INSTRUCTOR: Calculate the surface integral, the double integral, over the surface S of capital F dotted with dS, where F is equal to angle bracket 0 comma negative z comma y, close angle bracket, and S is the portion of the unit sphere in the first octant with outward orientation.

First, let's write our parameterization of the surface S. This will be r of phi, or phi, comma theta. And that is equal to angle bracket sine phi cosine theta, comma sine phi sine theta, comma cosine phi, close angle bracket, with 0 less than or equal to theta, less than or equal to pi over 2, and 0 less than or equal to phi, less than or equal to pi over 2 to keep us in the first octant.

From this, we can find t sub phi is equal to angle bracket cosine phi cosine theta, comma cosine phi sine theta, comma negative sine phi close angle bracket. And also t sub theta is equal to angle bracket negative sine phi sine theta, comma sine phi cosine theta, comma 0, close angle bracket.

Now, usually I don't do the cross products. But this one has a little bit of tricky things-- a few tricky things in it. So all the phis, the thetas, and the sines that we're dealing with.

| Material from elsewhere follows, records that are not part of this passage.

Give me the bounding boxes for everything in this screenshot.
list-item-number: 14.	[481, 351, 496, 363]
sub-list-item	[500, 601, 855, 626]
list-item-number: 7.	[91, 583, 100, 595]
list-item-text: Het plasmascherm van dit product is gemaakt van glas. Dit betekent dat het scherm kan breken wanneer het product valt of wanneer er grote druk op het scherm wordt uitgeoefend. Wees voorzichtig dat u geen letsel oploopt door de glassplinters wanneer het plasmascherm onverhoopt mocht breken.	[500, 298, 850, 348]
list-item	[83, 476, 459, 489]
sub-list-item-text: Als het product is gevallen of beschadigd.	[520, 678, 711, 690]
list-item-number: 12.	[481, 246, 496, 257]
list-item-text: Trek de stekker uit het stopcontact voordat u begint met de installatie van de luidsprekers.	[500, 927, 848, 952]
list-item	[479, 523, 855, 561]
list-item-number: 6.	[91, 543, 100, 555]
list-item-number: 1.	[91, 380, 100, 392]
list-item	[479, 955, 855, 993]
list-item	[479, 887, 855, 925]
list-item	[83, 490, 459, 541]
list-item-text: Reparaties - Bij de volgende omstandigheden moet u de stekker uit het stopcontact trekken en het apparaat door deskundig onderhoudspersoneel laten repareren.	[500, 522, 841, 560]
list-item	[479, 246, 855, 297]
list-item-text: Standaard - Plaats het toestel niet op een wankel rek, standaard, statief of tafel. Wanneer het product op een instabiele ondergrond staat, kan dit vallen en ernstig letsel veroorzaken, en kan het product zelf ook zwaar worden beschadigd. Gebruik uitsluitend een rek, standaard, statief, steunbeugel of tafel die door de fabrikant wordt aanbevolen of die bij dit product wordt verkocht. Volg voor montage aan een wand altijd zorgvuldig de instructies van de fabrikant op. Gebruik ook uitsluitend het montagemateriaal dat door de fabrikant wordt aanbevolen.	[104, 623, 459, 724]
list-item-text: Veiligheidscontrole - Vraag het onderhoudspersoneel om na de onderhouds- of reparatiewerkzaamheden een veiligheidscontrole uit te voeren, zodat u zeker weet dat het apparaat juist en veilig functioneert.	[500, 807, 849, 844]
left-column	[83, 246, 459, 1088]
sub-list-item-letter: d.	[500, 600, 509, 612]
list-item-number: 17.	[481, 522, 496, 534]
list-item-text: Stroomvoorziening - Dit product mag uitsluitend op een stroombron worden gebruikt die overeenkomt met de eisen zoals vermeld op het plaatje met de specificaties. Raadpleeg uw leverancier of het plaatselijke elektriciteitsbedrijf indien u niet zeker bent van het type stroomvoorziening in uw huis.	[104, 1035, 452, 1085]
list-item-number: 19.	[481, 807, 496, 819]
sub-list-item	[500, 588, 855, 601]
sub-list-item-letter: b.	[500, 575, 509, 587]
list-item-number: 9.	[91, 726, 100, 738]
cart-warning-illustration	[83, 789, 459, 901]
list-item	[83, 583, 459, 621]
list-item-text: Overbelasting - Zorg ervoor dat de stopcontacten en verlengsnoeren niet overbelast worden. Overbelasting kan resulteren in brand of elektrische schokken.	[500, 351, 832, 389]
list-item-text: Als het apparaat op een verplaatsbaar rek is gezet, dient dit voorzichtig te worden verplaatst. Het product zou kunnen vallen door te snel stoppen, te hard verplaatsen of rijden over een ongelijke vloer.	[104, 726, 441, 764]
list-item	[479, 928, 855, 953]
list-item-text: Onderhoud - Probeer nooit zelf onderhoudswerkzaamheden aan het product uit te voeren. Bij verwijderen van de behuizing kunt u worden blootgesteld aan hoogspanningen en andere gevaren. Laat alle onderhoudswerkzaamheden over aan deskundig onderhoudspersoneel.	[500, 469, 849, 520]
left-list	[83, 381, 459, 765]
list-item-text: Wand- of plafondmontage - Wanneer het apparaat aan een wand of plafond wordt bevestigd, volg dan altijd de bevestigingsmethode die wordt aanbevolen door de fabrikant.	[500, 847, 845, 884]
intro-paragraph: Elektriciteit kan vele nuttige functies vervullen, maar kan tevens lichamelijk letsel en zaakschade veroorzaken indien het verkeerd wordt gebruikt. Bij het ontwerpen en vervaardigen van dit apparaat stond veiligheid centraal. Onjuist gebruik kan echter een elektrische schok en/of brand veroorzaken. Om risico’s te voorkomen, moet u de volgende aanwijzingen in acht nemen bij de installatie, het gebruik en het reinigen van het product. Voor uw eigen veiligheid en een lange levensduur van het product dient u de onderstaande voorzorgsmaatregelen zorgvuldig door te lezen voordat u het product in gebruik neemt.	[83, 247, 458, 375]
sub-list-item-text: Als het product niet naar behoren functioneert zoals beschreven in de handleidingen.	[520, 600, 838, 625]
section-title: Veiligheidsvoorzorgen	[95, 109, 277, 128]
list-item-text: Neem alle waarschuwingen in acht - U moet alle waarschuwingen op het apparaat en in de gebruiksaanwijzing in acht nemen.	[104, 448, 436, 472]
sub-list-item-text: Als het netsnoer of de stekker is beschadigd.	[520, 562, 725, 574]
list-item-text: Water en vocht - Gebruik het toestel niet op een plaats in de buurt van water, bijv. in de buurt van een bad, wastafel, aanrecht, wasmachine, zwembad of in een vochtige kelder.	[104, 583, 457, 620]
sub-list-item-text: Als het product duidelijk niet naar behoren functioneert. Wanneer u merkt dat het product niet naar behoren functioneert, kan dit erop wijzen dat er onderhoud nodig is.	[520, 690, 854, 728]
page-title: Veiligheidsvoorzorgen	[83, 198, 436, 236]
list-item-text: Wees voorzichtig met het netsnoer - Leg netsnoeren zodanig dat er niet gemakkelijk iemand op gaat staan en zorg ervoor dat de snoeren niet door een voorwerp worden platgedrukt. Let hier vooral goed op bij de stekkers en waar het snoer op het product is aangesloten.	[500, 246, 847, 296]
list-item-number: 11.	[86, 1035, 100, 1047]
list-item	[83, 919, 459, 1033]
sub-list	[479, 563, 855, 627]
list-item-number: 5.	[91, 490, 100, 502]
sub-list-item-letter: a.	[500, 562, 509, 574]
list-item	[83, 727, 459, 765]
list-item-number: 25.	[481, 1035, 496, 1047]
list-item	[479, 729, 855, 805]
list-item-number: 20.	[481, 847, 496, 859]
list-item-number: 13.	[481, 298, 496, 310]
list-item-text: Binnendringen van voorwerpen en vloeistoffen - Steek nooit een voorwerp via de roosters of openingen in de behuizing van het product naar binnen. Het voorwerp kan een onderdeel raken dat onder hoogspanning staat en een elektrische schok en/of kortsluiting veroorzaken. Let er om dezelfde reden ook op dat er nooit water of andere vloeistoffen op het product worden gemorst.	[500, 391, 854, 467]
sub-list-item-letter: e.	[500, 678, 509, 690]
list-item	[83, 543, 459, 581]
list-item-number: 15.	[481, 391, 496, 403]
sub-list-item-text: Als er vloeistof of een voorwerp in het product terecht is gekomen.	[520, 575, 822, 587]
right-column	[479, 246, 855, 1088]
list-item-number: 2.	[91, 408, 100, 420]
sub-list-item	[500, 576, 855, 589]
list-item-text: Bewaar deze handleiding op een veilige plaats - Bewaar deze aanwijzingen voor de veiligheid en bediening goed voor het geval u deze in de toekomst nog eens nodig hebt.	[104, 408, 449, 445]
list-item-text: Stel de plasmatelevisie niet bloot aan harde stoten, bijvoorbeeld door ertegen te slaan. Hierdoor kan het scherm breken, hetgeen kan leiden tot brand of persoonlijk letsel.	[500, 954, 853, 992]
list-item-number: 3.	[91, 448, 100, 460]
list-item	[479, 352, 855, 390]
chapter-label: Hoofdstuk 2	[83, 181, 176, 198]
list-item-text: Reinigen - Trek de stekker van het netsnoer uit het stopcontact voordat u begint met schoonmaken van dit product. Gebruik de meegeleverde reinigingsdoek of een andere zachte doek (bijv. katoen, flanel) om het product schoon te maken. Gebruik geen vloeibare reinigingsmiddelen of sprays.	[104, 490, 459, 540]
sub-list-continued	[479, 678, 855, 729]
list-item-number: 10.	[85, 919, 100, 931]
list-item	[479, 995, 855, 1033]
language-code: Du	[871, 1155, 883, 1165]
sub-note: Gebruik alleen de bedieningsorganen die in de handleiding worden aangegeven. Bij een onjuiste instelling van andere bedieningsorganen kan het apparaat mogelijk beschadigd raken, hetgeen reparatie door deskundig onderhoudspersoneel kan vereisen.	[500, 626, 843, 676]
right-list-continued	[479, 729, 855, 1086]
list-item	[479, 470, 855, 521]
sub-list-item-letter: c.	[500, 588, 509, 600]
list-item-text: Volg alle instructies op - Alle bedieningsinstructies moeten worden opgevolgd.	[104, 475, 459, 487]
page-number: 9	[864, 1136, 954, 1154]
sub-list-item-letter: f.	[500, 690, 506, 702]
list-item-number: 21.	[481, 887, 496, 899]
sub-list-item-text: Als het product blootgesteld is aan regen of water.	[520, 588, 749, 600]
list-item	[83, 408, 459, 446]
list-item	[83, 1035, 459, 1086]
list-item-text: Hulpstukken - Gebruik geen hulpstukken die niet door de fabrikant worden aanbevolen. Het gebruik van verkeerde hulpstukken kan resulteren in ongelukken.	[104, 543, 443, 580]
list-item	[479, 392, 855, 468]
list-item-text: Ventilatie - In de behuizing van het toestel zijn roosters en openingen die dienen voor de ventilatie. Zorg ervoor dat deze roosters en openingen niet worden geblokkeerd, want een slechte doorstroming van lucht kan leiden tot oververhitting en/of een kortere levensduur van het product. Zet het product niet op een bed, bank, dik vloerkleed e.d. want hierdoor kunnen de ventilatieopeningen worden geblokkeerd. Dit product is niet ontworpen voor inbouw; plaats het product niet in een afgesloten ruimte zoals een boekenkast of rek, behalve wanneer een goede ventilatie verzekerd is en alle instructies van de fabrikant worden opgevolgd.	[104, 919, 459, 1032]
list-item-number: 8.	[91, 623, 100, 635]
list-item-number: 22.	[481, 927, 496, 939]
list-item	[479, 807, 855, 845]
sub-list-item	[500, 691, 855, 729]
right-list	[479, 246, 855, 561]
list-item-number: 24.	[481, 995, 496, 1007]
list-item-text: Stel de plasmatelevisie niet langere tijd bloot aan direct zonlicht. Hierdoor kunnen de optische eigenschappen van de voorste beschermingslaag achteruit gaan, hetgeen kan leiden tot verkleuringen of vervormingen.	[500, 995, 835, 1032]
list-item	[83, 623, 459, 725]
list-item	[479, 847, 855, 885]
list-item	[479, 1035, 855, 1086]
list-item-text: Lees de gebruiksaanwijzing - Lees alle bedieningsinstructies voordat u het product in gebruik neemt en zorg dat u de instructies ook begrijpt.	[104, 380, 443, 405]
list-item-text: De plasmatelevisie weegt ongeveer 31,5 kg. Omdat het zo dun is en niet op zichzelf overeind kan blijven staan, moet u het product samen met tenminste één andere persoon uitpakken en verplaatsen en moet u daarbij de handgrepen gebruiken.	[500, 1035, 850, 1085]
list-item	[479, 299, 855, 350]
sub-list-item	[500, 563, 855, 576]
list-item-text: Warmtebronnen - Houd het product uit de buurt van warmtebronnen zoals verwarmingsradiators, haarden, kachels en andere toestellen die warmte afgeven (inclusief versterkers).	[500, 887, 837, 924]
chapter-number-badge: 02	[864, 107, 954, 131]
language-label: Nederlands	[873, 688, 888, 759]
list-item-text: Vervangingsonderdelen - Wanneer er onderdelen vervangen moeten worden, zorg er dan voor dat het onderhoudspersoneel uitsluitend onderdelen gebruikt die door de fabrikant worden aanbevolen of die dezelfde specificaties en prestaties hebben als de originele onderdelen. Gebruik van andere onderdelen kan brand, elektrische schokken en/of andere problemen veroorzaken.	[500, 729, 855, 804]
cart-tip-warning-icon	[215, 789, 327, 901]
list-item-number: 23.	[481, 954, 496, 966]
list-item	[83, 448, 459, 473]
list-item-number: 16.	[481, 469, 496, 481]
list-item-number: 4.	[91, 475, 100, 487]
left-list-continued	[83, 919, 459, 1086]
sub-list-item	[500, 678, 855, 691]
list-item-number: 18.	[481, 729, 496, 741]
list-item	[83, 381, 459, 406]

So t sub phi cross t sub theta is equal to the determinant of a 3 by 3 matrix with a first row of i, then j, then k. Second row of cosine phi cosine theta, then cosine phi sine theta, then negative sine phi. And a third row of negative sine phi sine theta, then sine phi cosine theta, and then 0.

This will then be equal to angle bracket sine squared phi cosine theta, comma sine squared phi sine theta, comma sine phi cosine phi cosine squared theta, plus sine phi cosine phi sine squared phi, close angle bracket.

Now, we can simplify that last term because cosine squared plus sine squared-- actually, let me just double check that last term. Because something doesn't seem quite right. [INAUDIBLE].

Ah, that should be a sine squared theta on that last term. Because sine squared theta plus cosine squared theta is equal to 1, we can-- that would just simplify to be sine phi cosine phi. So I'm just going to go ahead and rewrite that. Sine phi, cosine phi.

Now, I want to simplify that because this next line is just as tricky. We're going to find F dotted with dS, which is, well, we're taking the dot product of the magnitude of that. Actually, first, we need to find the magnitude of that. No. No we don't. Not here.

So we're going to find F dotted with this vector that we just found the t sub phi crossed with t sub theta. So this will be F dot dotted with open parentheses t sub phi cross t sub theta, close parentheses. Open angle bracket, 0 comma negative cosine phi, comma sine phi sine theta, dotted with angle bracket sine squared phi cosine theta, comma sine squared phi sine theta, comma sine phi cosine phi, close angle bracket.

When we find the dot product of this, interestingly enough, it's equal to 0. A little bit anticlimactic. So the double integral over the surface S of F dot dS is the integral from 0 to pi over 2 with respect to theta of the integral from 0 to pi over 2 with respect to phi of function 0, which would be equal to 0.